My wife said, “The school counselor called about Jordan today. He bit another boy on the face and the boy bled. The counselor says that Jordan is angry about something. The counselor wants to know if everything's all right at home. The counselor asked, ‘Is everything all right with you folks at home?'” She was shaking a metal serving spoon at me. She must have thought I'd been drinking, the way she looked at me then. The girl with the Donald Duck suit was still screaming in my head. Then I noticed that I had a bottle of Jack in my hand and I remembered how I'd driven from the pool to the liquor store and then home. I remembered how Jack, not the whiskey but the clerk at the liquor store, whom I'd gotten to know pretty well, said, “Up to no good on Halloween, are ya?” and how I'd hated him for saying something that was truer than he knew. I lifted the bottle up between my wife and me now, just to let her know I wasn't trying to hide anything.

“Something happened,” I said.

“You're so talented,” she said. “You're so goddamn talented, Mitchell.” This was how Jean referred to my drinking—“my talent,” she called it. It was one of those words that came from her knowing me a little too well and not liking what she knew about me.

“I blinded a little girl today.” I'd had enough to drink by then to be truthful.

She said, “What?”

I explained it to her as best I could and got choked up and started saying things that didn't need to be said. “She was wearing this blue swimming suit with little pictures of Donald Duck on it, you know.”

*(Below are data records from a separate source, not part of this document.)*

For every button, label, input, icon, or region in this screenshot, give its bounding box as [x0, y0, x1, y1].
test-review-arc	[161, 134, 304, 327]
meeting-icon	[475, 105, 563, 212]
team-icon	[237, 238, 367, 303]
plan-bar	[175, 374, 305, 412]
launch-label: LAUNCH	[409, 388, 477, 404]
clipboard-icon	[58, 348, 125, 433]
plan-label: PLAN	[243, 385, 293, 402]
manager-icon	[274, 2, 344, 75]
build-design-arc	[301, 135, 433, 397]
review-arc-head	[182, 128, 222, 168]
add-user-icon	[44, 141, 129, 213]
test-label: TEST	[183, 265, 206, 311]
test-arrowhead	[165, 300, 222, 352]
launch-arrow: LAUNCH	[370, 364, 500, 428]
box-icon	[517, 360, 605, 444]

Then my wife said what I was thinking. “That little girl,” she said. “That poor little girl.”

I looked down at the floor. The yellow linoleum seemed to teeter. I guess I was learning to what degree bad things could happen to me. On the refrigerator door was a picture my younger boy, Powell, had drawn some months ago. It said “DAD” on it. My portrait had a huge lopsided head and a body of squiggly blue lines with a pulpy gob of red crayon in the middle of my chest that was supposed to be my bleeding heart. He knew me. I saw that my little boy knew me.